C. Parker Gibbs, MD, a Eugene L. Jewett Professor of Orthopaedic Surgery, Division Chief of Orthopaedic Oncology and Chief Medical Officer of University of Florida Health Department of Orthopaedics and Rehabilitation College of Medicine
C. Parker Gibbs, MD
The presence of the proteins p16 and p21 has shown to be predictive of treatment response in patients with osteosarcoma, a disease that previously had no identified biomarkers to indicate whether or not patients would benefit from therapy, explained C. Parker Gibbs, MD.
“We may finally have a way to predict how well a patient is going to do with osteosarcoma prior to initiating any therapy,” said Gibbs.
In a study, 104 patients with osteosarcoma were evaluated to determine if p16 and p21 expression are able to serve as predictive biomarkers for this patient population. All patients received standard neoadjuvant chemotherapy after initial diagnosis followed by surgical resection. Immunohistochemistry (IHC) for the cell cycle checkpoint regulator proteins p16 and p21 was performed on paraffin-embedded chemotherapy-naïve biopsy specimens.
The study showed that >90% expression of p16 in the initial biopsy is strongly related with good histologic response to neoadjuvant chemotherapy (P <.0001), a lower rate of metastasis (P = .0118), and a higher rate of survival (P = .0294).
Meanwhile, tumors that had p21 expression at <1% or >50% were related to poor chemotherapy—induced tumor necrosis (P = .025), a higher rate of metastatic disease (P = .002), and overall poor survival (P = .0305). Higher expression of both markers showed a stronger relationship to predicting necrotic response to chemotherapy, metastasis, and survival versus each biomarker alone.
Overall, the findings showed that p16 alone as well as p16 plus p21 combined are independent predictors of response to chemotherapy, overall survival (OS), and metastatic disease in patients with osteosarcoma.
In an interview with OncLive, Gibbs, a Eugene L. Jewett Professor of Orthopaedic Surgery, Division Chief of Orthopaedic Oncology and Chief Medical Officer of University of Florida Health Department of Orthopaedics and Rehabilitation College of Medicine, discussed the research behind p16 and p21 as predictive biomarkers for treatment response in patients with osteosarcoma.
OncLive: What are the current unmet needs of osteosarcoma?
Gibbs: Osteosarcoma is a highly malignant disease in both children and adolescents.

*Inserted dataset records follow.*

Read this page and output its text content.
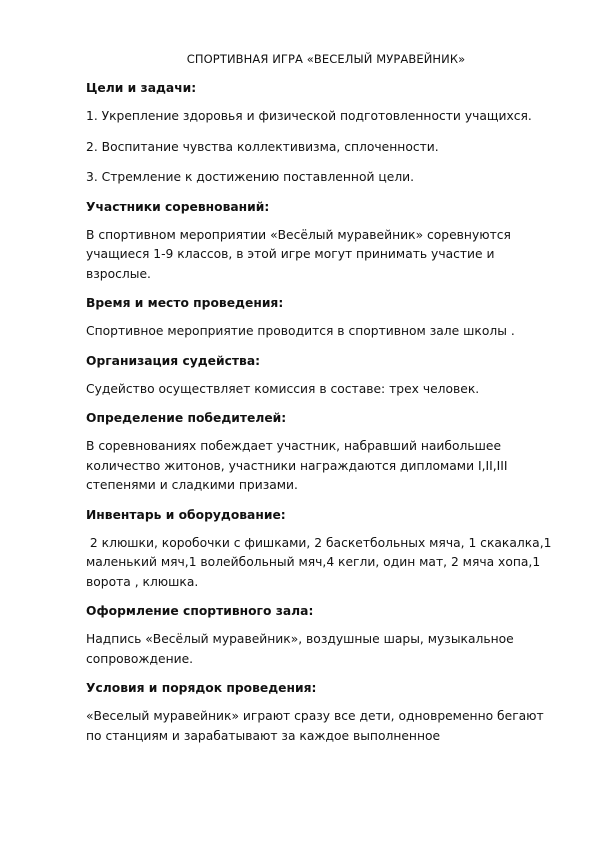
СПОРТИВНАЯ ИГРА «ВЕСЕЛЫЙ МУРАВЕЙНИК»
Цели и задачи:
1. Укрепление здоровья и физической подготовленности учащихся.
2. Воспитание чувства коллективизма, сплоченности.
3. Стремление к достижению поставленной цели.
Участники соревнований:
В спортивном мероприятии «Весёлый муравейник» соревнуются учащиеся 1-9 классов, в этой игре могут принимать участие и взрослые.
Время и место проведения:
Спортивное мероприятие проводится в спортивном зале школы .
Организация судейства:
Судейство осуществляет комиссия в составе: трех человек.
Определение победителей:
В соревнованиях побеждает участник, набравший наибольшее количество житонов, участники награждаются дипломами I,II,III степенями и сладкими призами.
Инвентарь и оборудование:
2 клюшки, коробочки с фишками, 2 баскетбольных мяча, 1 скакалка,1 маленький мяч,1 волейбольный мяч,4 кегли, один мат, 2 мяча хопа,1 ворота , клюшка.
Оформление спортивного зала:
Надпись «Весёлый муравейник», воздушные шары, музыкальное сопровождение.
Условия и порядок проведения:
«Веселый муравейник» играют сразу все дети, одновременно бегают по станциям и зарабатывают за каждое выполненное
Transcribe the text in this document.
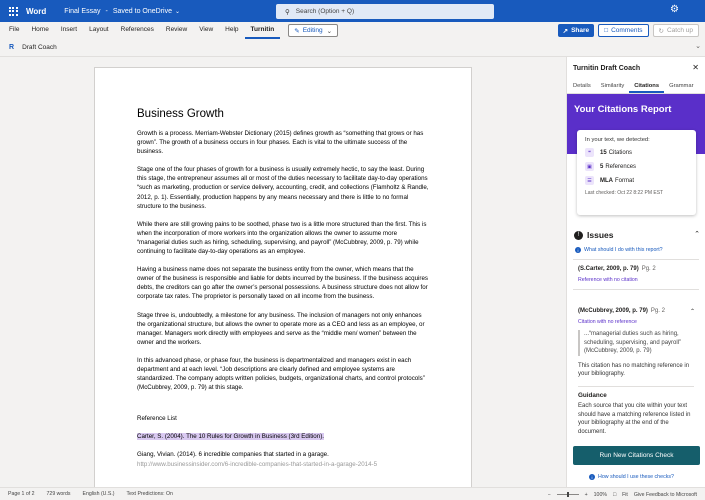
Word	Final Essay - Saved to OneDrive ⌄	⚲ Search (Option + Q)	⚙
File	Home	Insert	Layout	References	Review	View	Help	Turnitin	✎ Editing ⌄	↗ Share □ Comments ↻ Catch up
R Draft Coach	⌄
Business Growth

Growth is a process. Merriam-Webster Dictionary (2015) defines growth as “something that grows or has grown”. The growth of a business occurs in four phases. Each is vital to the ultimate success of the business.

Stage one of the four phases of growth for a business is usually extremely hectic, to say the least. During this stage, the entrepreneur assumes all or most of the duties necessary to facilitate day-to-day operations “such as marketing, production or service delivery, accounting, credit, and collections (Flamholtz & Randle, 2012, p. 1). Essentially, production happens by any means necessary and there is little to no formal structure to the business.

While there are still growing pains to be soothed, phase two is a little more structured than the first. This is when the incorporation of more workers into the organization allows the owner to assume more “managerial duties such as hiring, scheduling, supervising, and payroll” (McCubbrey, 2009, p. 79) while continuing to facilitate day-to-day operations as an employee.

Having a business name does not separate the business entity from the owner, which means that the owner of the business is responsible and liable for debts incurred by the business. If the business acquires debts, the creditors can go after the owner’s personal possessions. A business structure does not allow for corporate tax rates. The proprietor is personally taxed on all income from the business.

Stage three is, undoubtedly, a milestone for any business. The inclusion of managers not only enhances the organizational structure, but allows the owner to operate more as a CEO and less as an employee, or manager. Managers work directly with employees and serve as the “middle men/ women” between the owner and the workers.

In this advanced phase, or phase four, the business is departmentalized and managers exist in each department and at each level. “Job descriptions are clearly defined and employee systems are standardized. The company adopts written policies, budgets, organizational charts, and control protocols” (McCubbrey, 2009, p. 79) at this stage.

Reference List

Carter, S. (2004). The 10 Rules for Growth in Business (3rd Edition).

Giang, Vivian. (2014). 6 incredible companies that started in a garage.

http://www.businessinsider.com/6-incredible-companies-that-started-in-a-garage-2014-5

Turnitin Draft Coach	✕
Details	Similarity	Citations	Grammar
Your Citations Report
In your text, we detected:
❝	15 Citations
▣	5 References
☰	MLA Format
Last checked: Oct 22 8:22 PM EST
! Issues	⌃
i	What should I do with this report?
(S.Carter, 2009, p. 79) Pg. 2
Reference with no citation
⌃
(McCubbrey, 2009, p. 79) Pg. 2
Citation with no reference
...“managerial duties such as hiring, scheduling, supervising, and payroll” (McCubbrey, 2009, p. 79)
This citation has no matching reference in your bibliography.
Guidance
Each source that you cite within your text should have a matching reference listed in your bibliography at the end of the document.
Run New Citations Check
i	How should I use these checks?
Page 1 of 2 729 words English (U.S.) Text Predictions: On	−	+ 100% □ Fit Give Feedback to Microsoft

Currently, there are very few prognostic markers to tell us how a child or an adolescent is going to do long-term after chemotherapy and surgery. The gold standard for predicting how well a patient will do with this disease is looking at the tumor after chemotherapy and after surgical resection to determine how necrotic the tumor is. We don't have a way to predict response to chemotherapy or risk of metastatic disease or death prior to the initiation of chemotherapy or surgery.
What are the findings of the study looking at p16 and p21 as predictive biomarkers?
Our study looked at 2 cell cycle checkpoint regulators—p21 and p16—that had previously shown promise for indicating biologic aggressiveness in our cell culture studies. When we looked at these 2 biologic markers in over 100 osteosarcoma cases, we found a strong correlation between their expression, metastatic disease, and OS in children and young adults with osteosarcoma. We believe this is a major advance because it gives us the opportunity to stratify patients going forward prior to therapy, as opposed to submitting them to terribly toxic chemotherapy upfront with no real indication of whether or not it will help them.
How does the testing of p16 and p21 occur?
The testing for p16 and p21 is done on the biopsy tissue. When a patient presents with osteosarcoma, we always do a surgical or a needle biopsy to obtain tissue to learn the diagnosis and how to treat it. Right now, we take a piece of that tissue and we stain it via IHC for p21 or p16, which are cell cycle checkpoint regulator proteins. We are able to determine what the relative risk of metastatic disease or death is in these patients by how much [these proteins] are expressed.
How can physicians implement this information into their practice?
The potential for including this information in individual surgeon or pediatric oncologist practice is that we may be able to change what chemotherapy drugs we offer upfront. Instead, we may offer surgery upfront rather than after chemotherapy, as well as counsel patients regarding how well they may or may not do, depending on the results of this test that we perform on the biopsy tissue. This is an early study and needs to move on to a much larger prospective analysis before I would incorporate it in daily practice.
What are the next steps of the study?
The next steps of the study are to incorporate other institutions to validate the statistical significance of our results across other groups of patients and the hands of other surgeons and oncologists.
Nasri E, Vasilopoulos T, Knapik J, et al. Cell cycle checkpoints p16 and p21 — strong predictors of clinicopathologic outcome in high-grade osteosarcoma. Presented at: 2019 Musculoskeletal Tumor Society Annual Meeting; October 2-4, 2019; Portland, OR. Abstract 37.